Il nipote omicida torna sulla scena del delitto

Gli inquirenti hanno ricostruito questa mattina la dinamica dei fatti. Il 23enne, reo confesso, colpì la nonna con un martello e poi le diede fuoco

CASLANO - Giovedì mattina, nella villetta di via alla Chiesuola a Caslano, teatro la scorsa estate dell’omicidio di un’anziana donna, sono tornati gli inquirenti per ricostruire la dinamica dell’accaduto.

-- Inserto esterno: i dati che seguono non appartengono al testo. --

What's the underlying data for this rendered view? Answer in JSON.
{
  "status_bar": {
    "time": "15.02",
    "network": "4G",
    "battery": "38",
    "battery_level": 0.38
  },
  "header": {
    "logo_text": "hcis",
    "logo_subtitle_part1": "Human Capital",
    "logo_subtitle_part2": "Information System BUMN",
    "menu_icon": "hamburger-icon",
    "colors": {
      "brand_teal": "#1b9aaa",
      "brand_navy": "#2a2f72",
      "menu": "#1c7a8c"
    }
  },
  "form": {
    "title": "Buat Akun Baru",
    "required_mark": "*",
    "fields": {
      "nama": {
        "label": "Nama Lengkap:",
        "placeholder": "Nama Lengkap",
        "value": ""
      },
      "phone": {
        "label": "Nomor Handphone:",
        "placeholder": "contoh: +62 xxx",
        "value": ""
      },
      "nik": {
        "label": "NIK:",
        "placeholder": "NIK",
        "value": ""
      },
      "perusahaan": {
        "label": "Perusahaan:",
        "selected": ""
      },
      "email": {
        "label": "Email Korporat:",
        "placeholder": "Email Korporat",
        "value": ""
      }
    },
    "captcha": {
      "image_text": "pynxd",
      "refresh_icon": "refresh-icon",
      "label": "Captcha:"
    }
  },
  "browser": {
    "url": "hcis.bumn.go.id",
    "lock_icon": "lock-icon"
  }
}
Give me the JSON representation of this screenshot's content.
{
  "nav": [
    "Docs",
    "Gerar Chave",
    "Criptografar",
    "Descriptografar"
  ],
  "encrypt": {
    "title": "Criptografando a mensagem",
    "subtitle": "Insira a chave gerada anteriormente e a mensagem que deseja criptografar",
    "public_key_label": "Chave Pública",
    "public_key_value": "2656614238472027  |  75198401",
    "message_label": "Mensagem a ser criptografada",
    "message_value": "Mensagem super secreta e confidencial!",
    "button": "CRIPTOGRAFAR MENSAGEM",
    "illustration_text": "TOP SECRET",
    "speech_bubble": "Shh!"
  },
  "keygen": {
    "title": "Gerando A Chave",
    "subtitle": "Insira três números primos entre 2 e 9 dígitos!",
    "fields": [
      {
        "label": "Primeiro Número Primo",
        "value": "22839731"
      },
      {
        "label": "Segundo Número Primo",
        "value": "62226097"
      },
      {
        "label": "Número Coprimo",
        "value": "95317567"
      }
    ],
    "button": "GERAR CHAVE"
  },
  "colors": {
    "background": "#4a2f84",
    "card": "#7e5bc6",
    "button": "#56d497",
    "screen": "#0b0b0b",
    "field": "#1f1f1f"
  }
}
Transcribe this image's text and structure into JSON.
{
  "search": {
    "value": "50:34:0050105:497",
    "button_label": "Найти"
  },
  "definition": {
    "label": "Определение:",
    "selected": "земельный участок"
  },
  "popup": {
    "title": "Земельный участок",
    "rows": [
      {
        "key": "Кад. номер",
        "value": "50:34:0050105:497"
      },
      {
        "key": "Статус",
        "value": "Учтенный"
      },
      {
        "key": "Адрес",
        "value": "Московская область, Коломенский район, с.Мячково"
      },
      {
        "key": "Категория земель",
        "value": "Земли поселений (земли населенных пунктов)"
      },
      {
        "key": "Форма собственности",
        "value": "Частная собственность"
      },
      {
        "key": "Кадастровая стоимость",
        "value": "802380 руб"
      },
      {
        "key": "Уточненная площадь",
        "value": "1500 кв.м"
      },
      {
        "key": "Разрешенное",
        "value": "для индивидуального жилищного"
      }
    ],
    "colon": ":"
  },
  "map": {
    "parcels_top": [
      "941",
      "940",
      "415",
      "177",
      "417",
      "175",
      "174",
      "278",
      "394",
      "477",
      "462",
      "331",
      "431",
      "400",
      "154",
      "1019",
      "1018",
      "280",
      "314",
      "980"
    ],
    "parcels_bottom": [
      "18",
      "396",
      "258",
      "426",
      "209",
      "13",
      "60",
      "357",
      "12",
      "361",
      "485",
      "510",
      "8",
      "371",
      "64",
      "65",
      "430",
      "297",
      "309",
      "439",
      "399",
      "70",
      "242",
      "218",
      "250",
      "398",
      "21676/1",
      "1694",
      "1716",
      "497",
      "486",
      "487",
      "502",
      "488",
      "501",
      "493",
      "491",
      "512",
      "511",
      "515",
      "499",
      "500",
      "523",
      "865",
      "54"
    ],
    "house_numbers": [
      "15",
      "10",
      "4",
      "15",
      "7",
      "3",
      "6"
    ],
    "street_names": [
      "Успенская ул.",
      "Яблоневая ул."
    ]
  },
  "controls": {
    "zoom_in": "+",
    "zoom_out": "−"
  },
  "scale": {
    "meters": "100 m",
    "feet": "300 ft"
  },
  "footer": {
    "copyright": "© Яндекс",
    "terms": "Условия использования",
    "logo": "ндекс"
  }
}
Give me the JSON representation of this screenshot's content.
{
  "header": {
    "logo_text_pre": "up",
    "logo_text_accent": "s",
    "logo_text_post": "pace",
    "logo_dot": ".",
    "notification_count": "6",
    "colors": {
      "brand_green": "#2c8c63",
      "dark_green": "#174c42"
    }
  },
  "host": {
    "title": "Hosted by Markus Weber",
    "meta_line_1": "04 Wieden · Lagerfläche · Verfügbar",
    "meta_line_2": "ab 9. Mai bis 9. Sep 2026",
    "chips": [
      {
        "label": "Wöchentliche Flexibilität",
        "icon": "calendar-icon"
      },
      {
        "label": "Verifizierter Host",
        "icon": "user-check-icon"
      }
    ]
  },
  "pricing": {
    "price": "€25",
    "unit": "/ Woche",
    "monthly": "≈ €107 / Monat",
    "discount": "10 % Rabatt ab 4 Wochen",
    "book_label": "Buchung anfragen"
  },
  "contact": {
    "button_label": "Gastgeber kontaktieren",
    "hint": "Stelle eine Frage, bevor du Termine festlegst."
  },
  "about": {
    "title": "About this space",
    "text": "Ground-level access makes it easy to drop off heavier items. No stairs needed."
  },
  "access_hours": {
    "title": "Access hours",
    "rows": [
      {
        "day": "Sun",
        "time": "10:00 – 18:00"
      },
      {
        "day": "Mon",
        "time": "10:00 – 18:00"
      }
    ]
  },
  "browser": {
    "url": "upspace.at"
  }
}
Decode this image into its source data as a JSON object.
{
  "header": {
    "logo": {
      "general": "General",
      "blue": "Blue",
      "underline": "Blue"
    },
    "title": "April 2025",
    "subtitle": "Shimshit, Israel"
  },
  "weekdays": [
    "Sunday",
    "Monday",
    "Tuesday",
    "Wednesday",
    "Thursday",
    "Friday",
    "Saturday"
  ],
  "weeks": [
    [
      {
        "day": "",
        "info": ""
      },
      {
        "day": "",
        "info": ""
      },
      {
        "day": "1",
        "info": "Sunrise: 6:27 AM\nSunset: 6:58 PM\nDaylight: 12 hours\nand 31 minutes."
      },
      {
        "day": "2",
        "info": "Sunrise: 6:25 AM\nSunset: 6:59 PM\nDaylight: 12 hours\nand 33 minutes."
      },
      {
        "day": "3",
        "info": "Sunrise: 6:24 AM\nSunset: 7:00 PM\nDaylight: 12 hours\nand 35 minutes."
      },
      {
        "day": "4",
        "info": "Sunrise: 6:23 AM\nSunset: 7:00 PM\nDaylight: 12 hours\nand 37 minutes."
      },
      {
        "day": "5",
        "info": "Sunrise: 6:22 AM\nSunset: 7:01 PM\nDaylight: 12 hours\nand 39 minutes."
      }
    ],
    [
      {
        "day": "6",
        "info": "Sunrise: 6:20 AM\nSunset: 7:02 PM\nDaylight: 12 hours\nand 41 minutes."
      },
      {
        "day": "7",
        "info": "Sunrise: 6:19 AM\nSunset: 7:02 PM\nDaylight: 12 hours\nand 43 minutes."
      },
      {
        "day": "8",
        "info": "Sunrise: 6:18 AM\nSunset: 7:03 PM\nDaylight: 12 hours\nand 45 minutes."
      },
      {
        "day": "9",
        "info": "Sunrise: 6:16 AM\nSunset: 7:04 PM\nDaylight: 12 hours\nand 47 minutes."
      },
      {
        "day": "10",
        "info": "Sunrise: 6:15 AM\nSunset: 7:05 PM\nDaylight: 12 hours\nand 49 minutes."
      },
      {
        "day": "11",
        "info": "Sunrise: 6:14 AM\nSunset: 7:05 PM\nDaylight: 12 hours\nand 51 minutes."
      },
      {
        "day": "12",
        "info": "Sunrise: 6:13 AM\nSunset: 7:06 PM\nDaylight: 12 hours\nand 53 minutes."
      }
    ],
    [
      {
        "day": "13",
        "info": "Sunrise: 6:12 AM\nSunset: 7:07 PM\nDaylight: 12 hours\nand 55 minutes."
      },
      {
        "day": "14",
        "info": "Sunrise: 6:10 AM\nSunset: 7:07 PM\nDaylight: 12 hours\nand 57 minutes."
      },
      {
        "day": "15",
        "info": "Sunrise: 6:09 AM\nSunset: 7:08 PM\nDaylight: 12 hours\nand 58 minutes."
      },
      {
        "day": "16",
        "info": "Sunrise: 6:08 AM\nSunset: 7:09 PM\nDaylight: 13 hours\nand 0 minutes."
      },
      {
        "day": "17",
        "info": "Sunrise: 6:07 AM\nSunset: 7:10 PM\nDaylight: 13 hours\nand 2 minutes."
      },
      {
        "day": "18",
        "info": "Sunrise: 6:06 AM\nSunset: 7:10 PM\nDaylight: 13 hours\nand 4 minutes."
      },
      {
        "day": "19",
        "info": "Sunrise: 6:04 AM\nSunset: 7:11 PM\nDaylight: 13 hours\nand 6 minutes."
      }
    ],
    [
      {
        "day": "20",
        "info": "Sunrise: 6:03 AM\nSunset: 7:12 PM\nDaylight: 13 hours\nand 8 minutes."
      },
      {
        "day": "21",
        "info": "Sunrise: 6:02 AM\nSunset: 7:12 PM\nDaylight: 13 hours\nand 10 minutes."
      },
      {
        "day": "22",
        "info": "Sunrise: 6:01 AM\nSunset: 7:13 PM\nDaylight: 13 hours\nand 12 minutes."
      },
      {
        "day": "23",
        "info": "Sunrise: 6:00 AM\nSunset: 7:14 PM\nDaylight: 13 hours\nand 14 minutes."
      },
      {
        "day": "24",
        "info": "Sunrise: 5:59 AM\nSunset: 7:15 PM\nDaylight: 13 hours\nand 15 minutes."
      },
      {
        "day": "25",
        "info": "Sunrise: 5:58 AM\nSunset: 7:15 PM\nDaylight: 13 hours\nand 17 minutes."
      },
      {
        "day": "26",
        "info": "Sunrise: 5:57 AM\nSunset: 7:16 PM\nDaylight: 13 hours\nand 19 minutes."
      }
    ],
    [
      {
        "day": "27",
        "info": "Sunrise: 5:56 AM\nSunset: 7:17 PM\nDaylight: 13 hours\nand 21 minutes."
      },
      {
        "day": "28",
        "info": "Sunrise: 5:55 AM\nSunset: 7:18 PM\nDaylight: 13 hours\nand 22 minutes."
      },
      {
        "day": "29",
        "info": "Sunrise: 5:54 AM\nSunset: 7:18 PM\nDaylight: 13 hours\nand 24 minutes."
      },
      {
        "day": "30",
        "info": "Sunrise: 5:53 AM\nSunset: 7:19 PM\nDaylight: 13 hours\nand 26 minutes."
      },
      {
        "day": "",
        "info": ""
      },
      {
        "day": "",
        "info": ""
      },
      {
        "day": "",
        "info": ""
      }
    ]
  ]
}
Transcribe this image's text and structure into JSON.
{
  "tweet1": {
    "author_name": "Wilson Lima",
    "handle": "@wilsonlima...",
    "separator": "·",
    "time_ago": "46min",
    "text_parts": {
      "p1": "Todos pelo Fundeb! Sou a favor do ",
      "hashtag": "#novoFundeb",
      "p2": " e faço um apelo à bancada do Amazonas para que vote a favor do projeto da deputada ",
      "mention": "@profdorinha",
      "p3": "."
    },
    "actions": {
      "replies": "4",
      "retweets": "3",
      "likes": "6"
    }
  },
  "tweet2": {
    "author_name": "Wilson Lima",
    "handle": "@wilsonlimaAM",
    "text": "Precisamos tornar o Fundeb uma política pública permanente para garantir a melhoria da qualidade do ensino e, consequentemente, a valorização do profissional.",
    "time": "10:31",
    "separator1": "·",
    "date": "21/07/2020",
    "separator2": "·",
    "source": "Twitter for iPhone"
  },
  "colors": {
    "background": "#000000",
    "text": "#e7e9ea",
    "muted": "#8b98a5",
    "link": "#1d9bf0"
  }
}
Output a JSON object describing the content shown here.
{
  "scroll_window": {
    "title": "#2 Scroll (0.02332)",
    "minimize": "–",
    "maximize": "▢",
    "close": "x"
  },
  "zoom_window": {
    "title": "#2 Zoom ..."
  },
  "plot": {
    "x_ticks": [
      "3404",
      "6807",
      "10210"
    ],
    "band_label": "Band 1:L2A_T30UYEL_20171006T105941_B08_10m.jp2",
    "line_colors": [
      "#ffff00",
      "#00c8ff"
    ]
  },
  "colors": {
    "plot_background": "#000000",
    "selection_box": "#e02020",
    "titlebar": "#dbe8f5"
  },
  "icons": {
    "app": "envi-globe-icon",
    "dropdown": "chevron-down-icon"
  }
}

Il delitto, lo ricordiamo, è avvenuto il 6 luglio del 2018. In un primo momento i pompieri erano intervenuti a causa di un incendio, che aveva interessato la villetta. Poco dopo era stato scoperto il corpo di un'anziana. Le indagini avevano portato in seguito all'arresto del nipote, che avrebbe colpito la nonna prima con un oggetto contundente, e poi avrebbe appiccato il rogo. 

Il 23enne ha ammesso i fatti, ma restano ancora alcuni aspetti da chiarire. Le ipotesi di reato a suo carico sono quelle di assassinio, subordinatamente omicidio intenzionale, turbamento della pace dei defunti, incendio intenzionale e contravvenzione alla Legge federale sugli stupefacenti. 

Oltre agli specialisti della scientifica e agli ispettori della Polizia Giudiziaria erano presenti anche il Procuratore Pubblico ed il giovane accusato del delitto.

La ricostruzione si è protratta fin verso mezzogiorno.